Indeks Nasdaq susut 1,15 persen ke posisi 13.474,63. Dalam risalah rapat bank sentral pada Juli, pejabat mengatakan pengetatan tambahan mungkin diperlukan untuk menurunkan inflasi.

“Dengan inflasi yang masih jauh di atas tujuan jangka panjang Komite dan pasar tenaga kerja tetap ketat, sebagian besar peserta terus melihat risiko kenaikan yang signifikan terhadap inflasi yang dapat memerlukan pengetatan kebijakan moneter lebih lanjut,”demikian dalam ringkasan pertemuan the Fed.

Adapun tingkat suku bunga the Fed saat ini berada di kisaran 5,25 persen-5,5 persen, level tertinggi dalam lebih dari 22 tahun.

“Pasar terus melakukan aksi jual karena risalah the Fed menggarisbawahi latar belakang ekonomi perlu turun sehingga permintaan melemah,” ujar Chief Global Strategist LPL Financial Quincy Krosby.

Krosby menambahkan, estimasi produk domestik bruto (PDB) kuartal III baru-baru ini ditambah dengan data penjualan ritel baru menunjukkan kondisi fondasi jauh lebih kuat bagi perekonomian.
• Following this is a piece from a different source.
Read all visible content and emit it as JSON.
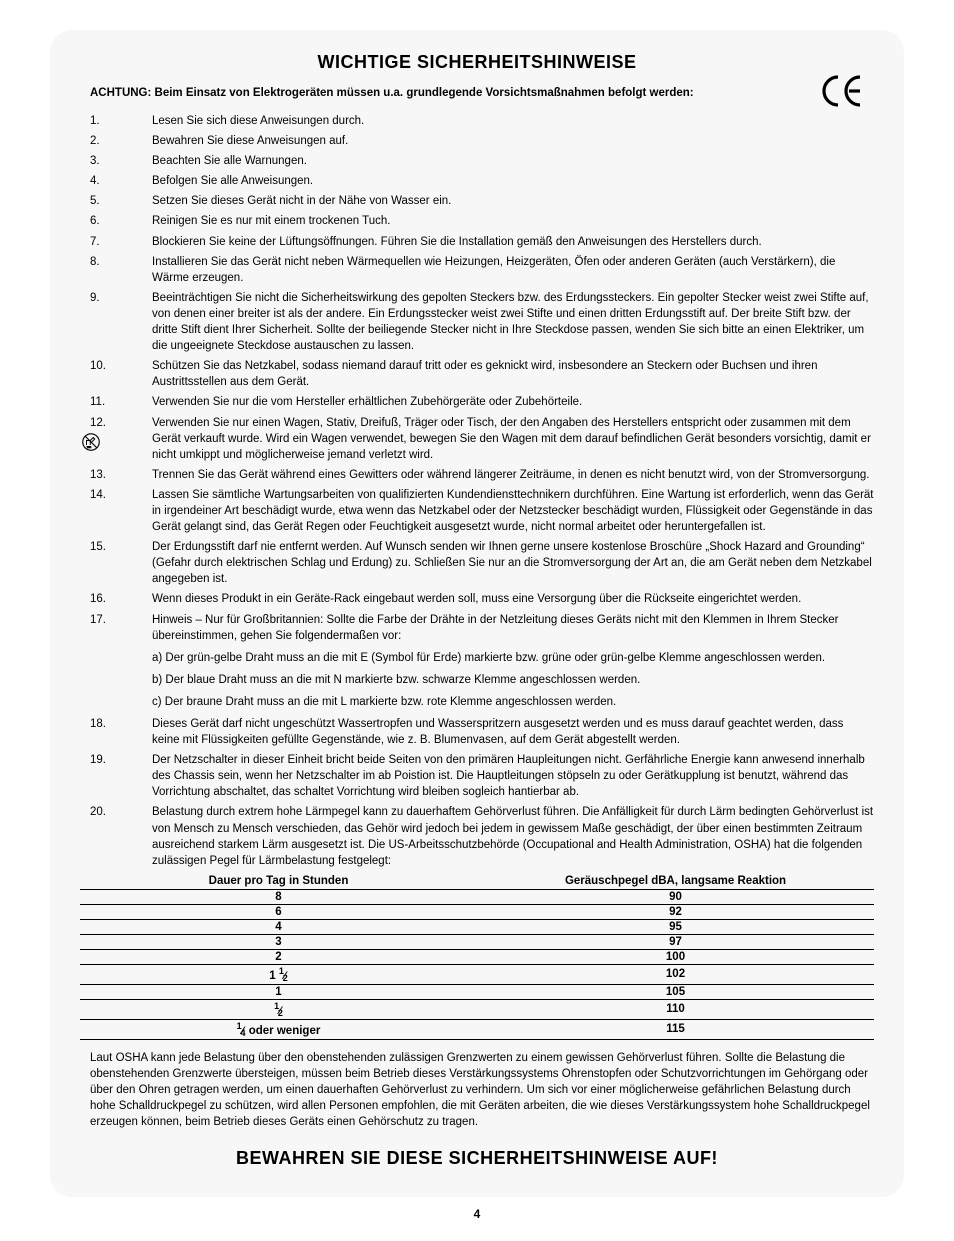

“Tentu saja bukan apa yang ingin dilihat the Fed saat mereka menavigasi apa yang disebut jarak terakhir menuju pencapaian stabilitas harga,” ujar dia.

Di sisi lain, saham Intel turun lebih dari 3 persen dan memimpin koreksi di indeks Dow Jones. Sektor layanan jasa, real estate, dan konsumen termasuk di antara sektor S&P 500 dengan kinerja terburuk masing-masing merosot lebih dari 1 persen.

Sementara itu, akhir musim laporan keuangan Perusahaan bergulir. Saham Target naik 3 persen meski perseroan memangkas prospek setahun penuh. Perusahaan asuransi Progressive naik hampir 9 persen udai rilis laporan keuangan.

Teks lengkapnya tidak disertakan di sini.